Abstract:
World Wide Web allows Internet users to collaborate and share information online, and therefore create
large virtual societies. Afaan Oromo users of social network sites (Blogs, Twitters, Facebook, Wikis, Web
services, podcasting, Multimedia sharing services) generate daily a large volume of Afaan Oromo textual
reviews related to different social, political and scientific subjects. This large volume of different Afaan
Oromo textual reviews cannot be analyzed manually. Sentiment analysis has demonstrated that the
computational recognition of emotional expression is possible. However, success has been limited to a
number of coarse-grained approaches to human emotion that have treated the emotional connotations of
text in a naive manner: as being positive, negative or neutral. To overcome the problem, the main focus of
this research is on sentiment classification of opinionated Afaan Oromo political reviews.
Experimentation of data preprocessing task has been performed to make the input review document
suitable for the tool which is NLTK (natural language toolkit) is used for preprocessing. In the
preprocessing phase we performed tokenization, normalization, stop words removal and stemming. Two
classification Machine learning techniques such as Decision Tree (DT) and Naïve Bayes (NB) were
experimented for building and evaluating the model.
For this study text document corpus used for the experiment is prepared by the researcher encompassing
different news websites such as http://www.voaafaanoromoo.com//comments
http://www.orto.gov.et/comment, http://www.gulelepost.com/comment, https://twitter.com/eprdf/
comment, http://ethiopolitics.com/news in addition we collected reviews by a questionnaire that
organizes structured reviews of the known political organization in Ethiopia.

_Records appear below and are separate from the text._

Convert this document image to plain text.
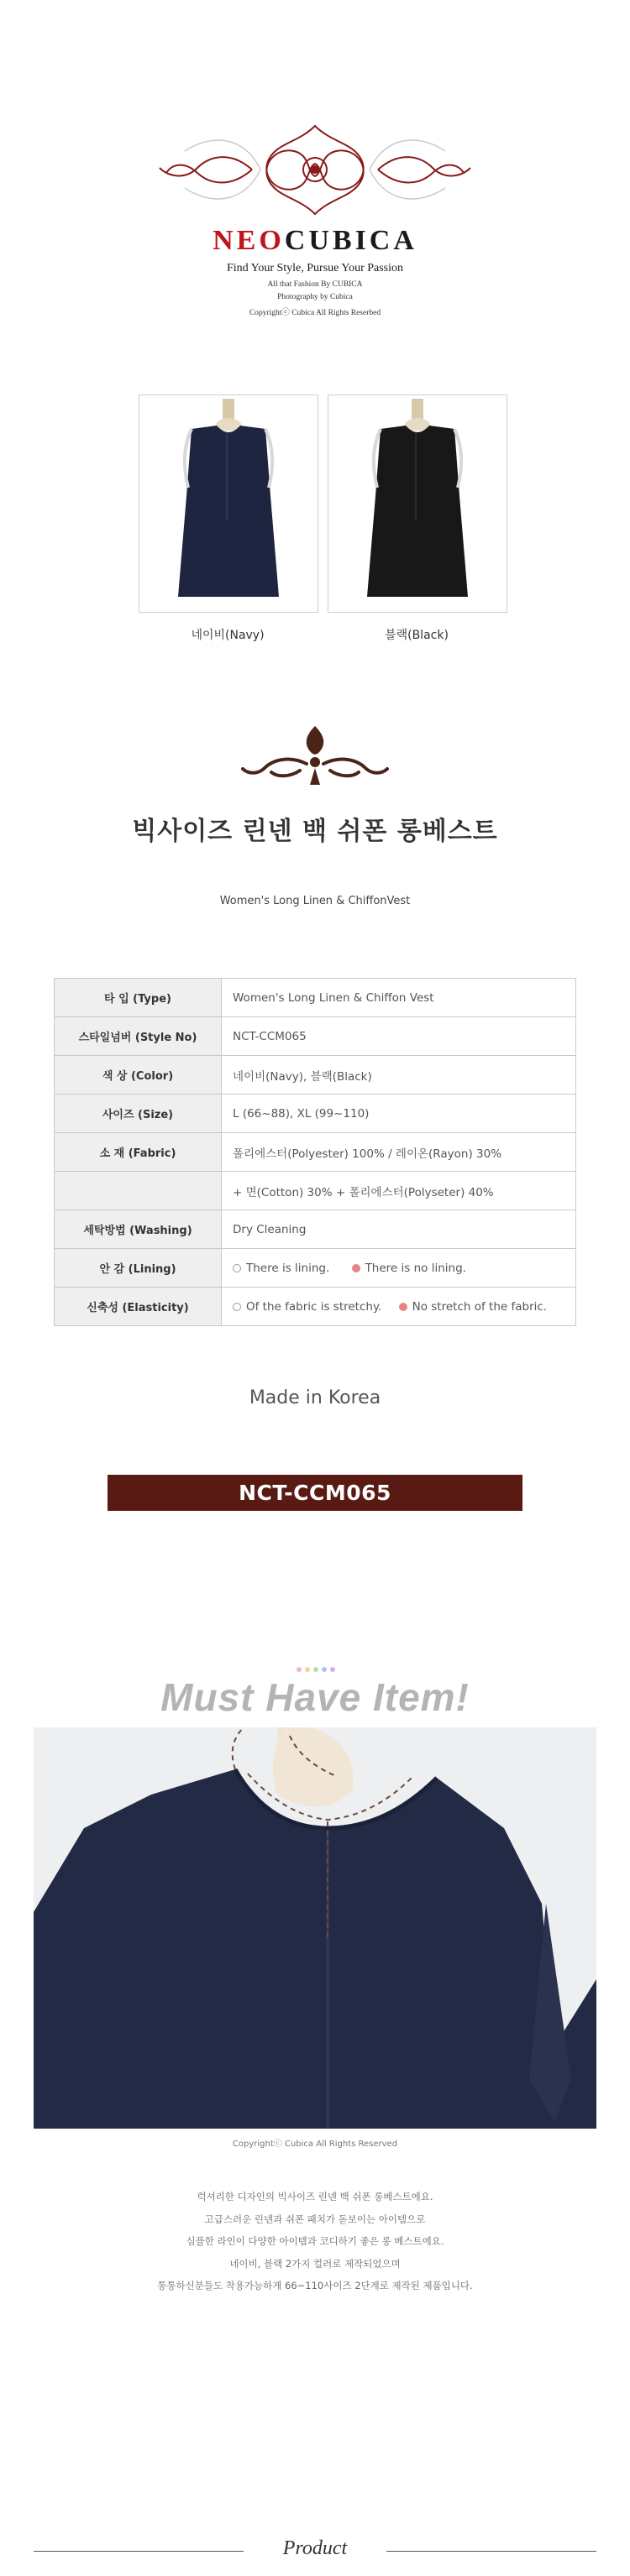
NEOCUBICA
Find Your Style, Pursue Your Passion
All that Fashion By CUBICA
Photography by Cubica
Copyrightⓒ Cubica All Rights Reserbed
네이비(Navy)	블랙(Black)
빅사이즈 린넨 백 쉬폰 롱베스트
Women's Long Linen & ChiffonVest
타 입 (Type)	Women's Long Linen & Chiffon Vest
스타일넘버 (Style No)	NCT-CCM065
색 상 (Color)	네이비(Navy), 블랙(Black)
사이즈 (Size)	L (66~88), XL (99~110)
소 재 (Fabric)	폴리에스터(Polyester) 100% / 레이온(Rayon) 30%
	+ 면(Cotton) 30% + 폴리에스터(Polyseter) 40%
세탁방법 (Washing)	Dry Cleaning
안 감 (Lining)	There is lining. There is no lining.
신축성 (Elasticity)	Of the fabric is stretchy. No stretch of the fabric.
Made in Korea
NCT-CCM065
Must Have Item!
Copyrightⓒ Cubica All Rights Reserved
럭셔리한 디자인의 빅사이즈 린넨 백 쉬폰 롱베스트에요.
고급스러운 린넨과 쉬폰 패치가 돋보이는 아이템으로
심플한 라인이 다양한 아이템과 코디하기 좋은 롱 베스트에요.
네이비, 블랙 2가지 컬러로 제작되었으며
통통하신분들도 착용가능하게 66~110사이즈 2단계로 제작된 제품입니다.
Product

The collected data of review
corpus was preprocessed by various techniques of text pre-processing techniques including tokenization;
normalization, stop word removal and stemming are used for text so as to identify terms that are
expressing political opinions for classification into positive, negative and neutral polarity.
An experimental result shows that the polarity classification of feature using Naïve Bayes algorithm
registers 88% accuracy as compared to decision tree with 83%. The challenging tasks in the study are
absence of standard corpus, handling synonymy and polysemy, inability of the stemmer algorithm to all
word variants, and ambiguity of words in the language. These challenges are not solved yet. The
performance of the system can be increased if stemming algorithm is improved because stemming is
reduce the morphological variation of language that used to identifying most relevant features for
learning: it eliminates irrelevant and redundant features of the data thus improving the performance of
learning algorithm. We conclude that, the result proved that feature based sentiment analysis is a good
indicator in determining the classification types of political reviews. For further research in this area one
major recommendation is construction of standardized text corpus sentiment analysis.